While the information is evidence‑based, I’ll be honest here… I struggled to come to terms with some of the facts put forward by Dr Lantz.
This is because my beliefs have been challenged.
I’ve always been pro-vaccination, never understood the hype around fluoride and have no problem popping pain-relieving medication when needed.
But this book has me questioning myself and my assumptions.
Just as companies today continue to claim their products are safe, it was not so long ago that tobacco companies were also making these claims about smoking.
Dr Lantz has a list of 10 steps we can take to live well in a toxic world, and they are all do-able.

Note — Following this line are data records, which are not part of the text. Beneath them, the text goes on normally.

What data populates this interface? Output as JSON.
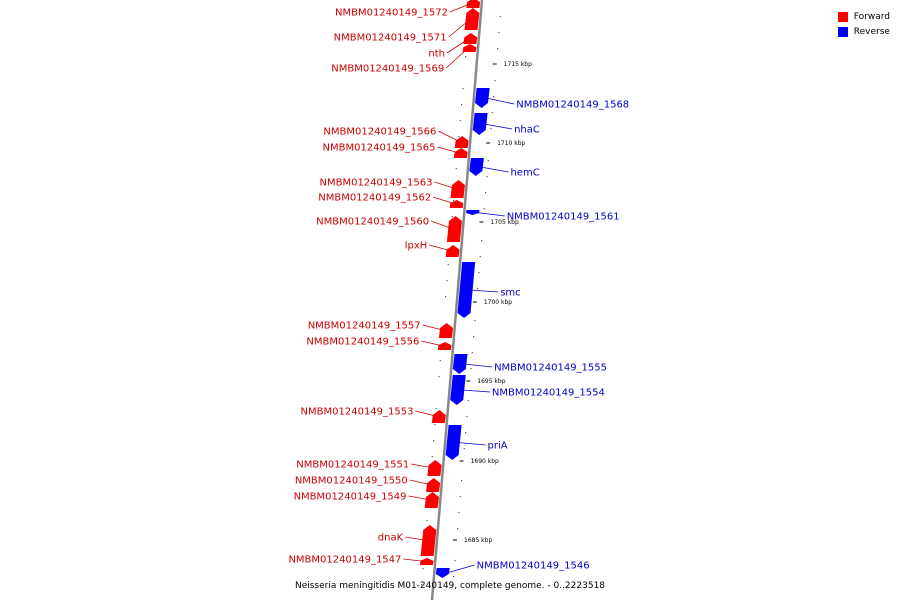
{
  "legend": {
    "items": [
      {
        "label": "Forward",
        "color": "#ff0000"
      },
      {
        "label": "Reverse",
        "color": "#0000ff"
      }
    ]
  },
  "caption": "Neisseria meningitidis M01-240149, complete genome. - 0..2223518",
  "colors": {
    "forward": "#ff0000",
    "reverse": "#0000ff",
    "forward_label": "#cc0000",
    "reverse_label": "#0000cc",
    "backbone": "#888888"
  },
  "scale": {
    "ticks": [
      "1715 kbp",
      "1710 kbp",
      "1705 kbp",
      "1700 kbp",
      "1695 kbp",
      "1690 kbp",
      "1685 kbp"
    ]
  },
  "genes": [
    {
      "name": "NMBM01240149_1572",
      "strand": "forward"
    },
    {
      "name": "NMBM01240149_1571",
      "strand": "forward"
    },
    {
      "name": "nth",
      "strand": "forward"
    },
    {
      "name": "NMBM01240149_1569",
      "strand": "forward"
    },
    {
      "name": "NMBM01240149_1568",
      "strand": "reverse"
    },
    {
      "name": "nhaC",
      "strand": "reverse"
    },
    {
      "name": "NMBM01240149_1566",
      "strand": "forward"
    },
    {
      "name": "NMBM01240149_1565",
      "strand": "forward"
    },
    {
      "name": "hemC",
      "strand": "reverse"
    },
    {
      "name": "NMBM01240149_1563",
      "strand": "forward"
    },
    {
      "name": "NMBM01240149_1562",
      "strand": "forward"
    },
    {
      "name": "NMBM01240149_1561",
      "strand": "reverse"
    },
    {
      "name": "NMBM01240149_1560",
      "strand": "forward"
    },
    {
      "name": "lpxH",
      "strand": "forward"
    },
    {
      "name": "smc",
      "strand": "reverse"
    },
    {
      "name": "NMBM01240149_1557",
      "strand": "forward"
    },
    {
      "name": "NMBM01240149_1556",
      "strand": "forward"
    },
    {
      "name": "NMBM01240149_1555",
      "strand": "reverse"
    },
    {
      "name": "NMBM01240149_1554",
      "strand": "reverse"
    },
    {
      "name": "NMBM01240149_1553",
      "strand": "forward"
    },
    {
      "name": "priA",
      "strand": "reverse"
    },
    {
      "name": "NMBM01240149_1551",
      "strand": "forward"
    },
    {
      "name": "NMBM01240149_1550",
      "strand": "forward"
    },
    {
      "name": "NMBM01240149_1549",
      "strand": "forward"
    },
    {
      "name": "dnaK",
      "strand": "forward"
    },
    {
      "name": "NMBM01240149_1547",
      "strand": "forward"
    },
    {
      "name": "NMBM01240149_1546",
      "strand": "reverse"
    }
  ]
}
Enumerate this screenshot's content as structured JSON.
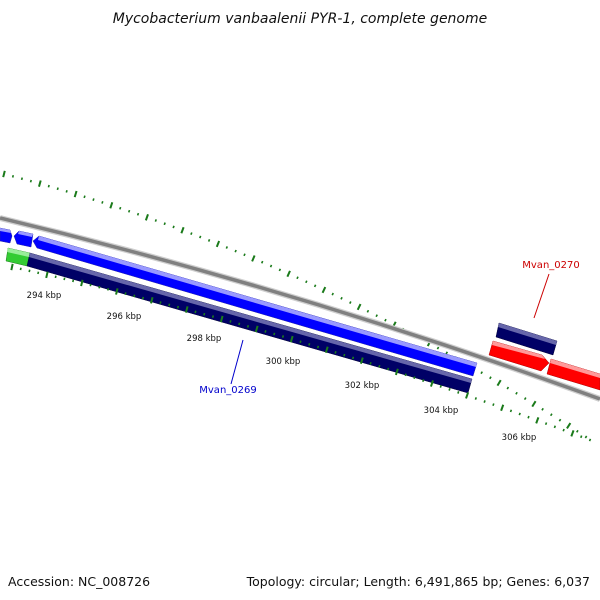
{
  "title": "Mycobacterium vanbaalenii PYR-1, complete genome",
  "footer": {
    "accession": "Accession: NC_008726",
    "summary": "Topology: circular; Length: 6,491,865 bp; Genes: 6,037"
  },
  "scale_ticks": [
    "294 kbp",
    "296 kbp",
    "298 kbp",
    "300 kbp",
    "302 kbp",
    "304 kbp",
    "306 kbp"
  ],
  "gene_labels": [
    {
      "name": "Mvan_0269",
      "color": "#0000cc"
    },
    {
      "name": "Mvan_0270",
      "color": "#cc0000"
    }
  ],
  "colors": {
    "backbone": "#888888",
    "minor_ticks": "#1a7a1a",
    "forward_gene": "#0000ff",
    "forward_gene_highlight": "#9999ff",
    "feature_dark": "#000066",
    "feature_dark_highlight": "#6666aa",
    "reverse_gene": "#ff0000",
    "reverse_gene_highlight": "#ff9999",
    "rna_feature": "#33cc33",
    "rna_feature_highlight": "#99ee99"
  }
}
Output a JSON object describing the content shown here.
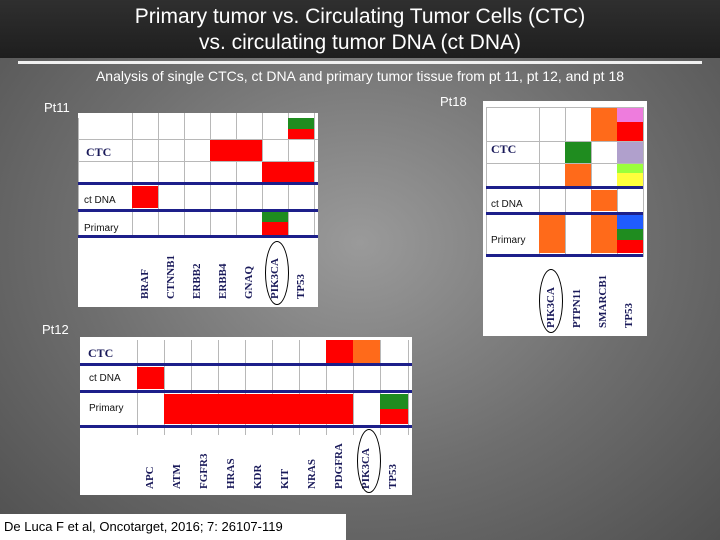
{
  "slide": {
    "title_line1": "Primary tumor vs. Circulating Tumor Cells (CTC)",
    "title_line2": "vs. circulating tumor DNA (ct DNA)",
    "subtitle": "Analysis of single CTCs, ct DNA and primary tumor tissue from pt 11, pt 12, and pt 18",
    "citation": "De Luca F et al, Oncotarget, 2016; 7: 26107-119"
  },
  "colors": {
    "red": "#ff0000",
    "orange": "#ff6a1a",
    "green": "#1f8c1f",
    "lime": "#9bff3c",
    "yellow": "#ffff3c",
    "blue": "#1f5cff",
    "pink": "#ee7cdd",
    "lavender": "#b0a0cc",
    "line": "#1d1f8a"
  },
  "pt11": {
    "label": "Pt11",
    "rows": {
      "ctc": "CTC",
      "ctdna": "ct DNA",
      "primary": "Primary"
    },
    "genes": [
      "BRAF",
      "CTNNB1",
      "ERBB2",
      "ERBB4",
      "GNAQ",
      "PIK3CA",
      "TP53"
    ],
    "circled_gene": "PIK3CA"
  },
  "pt12": {
    "label": "Pt12",
    "rows": {
      "ctc": "CTC",
      "ctdna": "ct DNA",
      "primary": "Primary"
    },
    "genes": [
      "APC",
      "ATM",
      "FGFR3",
      "HRAS",
      "KDR",
      "KIT",
      "NRAS",
      "PDGFRA",
      "PIK3CA",
      "TP53"
    ],
    "circled_gene": "PIK3CA"
  },
  "pt18": {
    "label": "Pt18",
    "rows": {
      "ctc": "CTC",
      "ctdna": "ct DNA",
      "primary": "Primary"
    },
    "genes": [
      "PIK3CA",
      "PTPN11",
      "SMARCB1",
      "TP53"
    ],
    "circled_gene": "PIK3CA"
  }
}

We can blame chemical manufacturers, governments or big industries, but ultimately we are responsible for what our children consume and use.
We choose what’s in their food, what shampoo they use, what clothes they wear and what example we set for them.
Therefore, every parent should educate themselves about their environment and aim to protect their children from toxic exposure so that they can thrive well into the future.

  • Dr Lantz presents a public seminar on non‑toxic living, at 2pm, on Sunday, April 3, at Brothers World of Entertainment. The seminar will expose the contaminants in everyday foods, personal care products, medications and household items. Tickets are $15 each, available at Baby Yeti, Enviromart, Neil’s Organics and Cairns Montessori.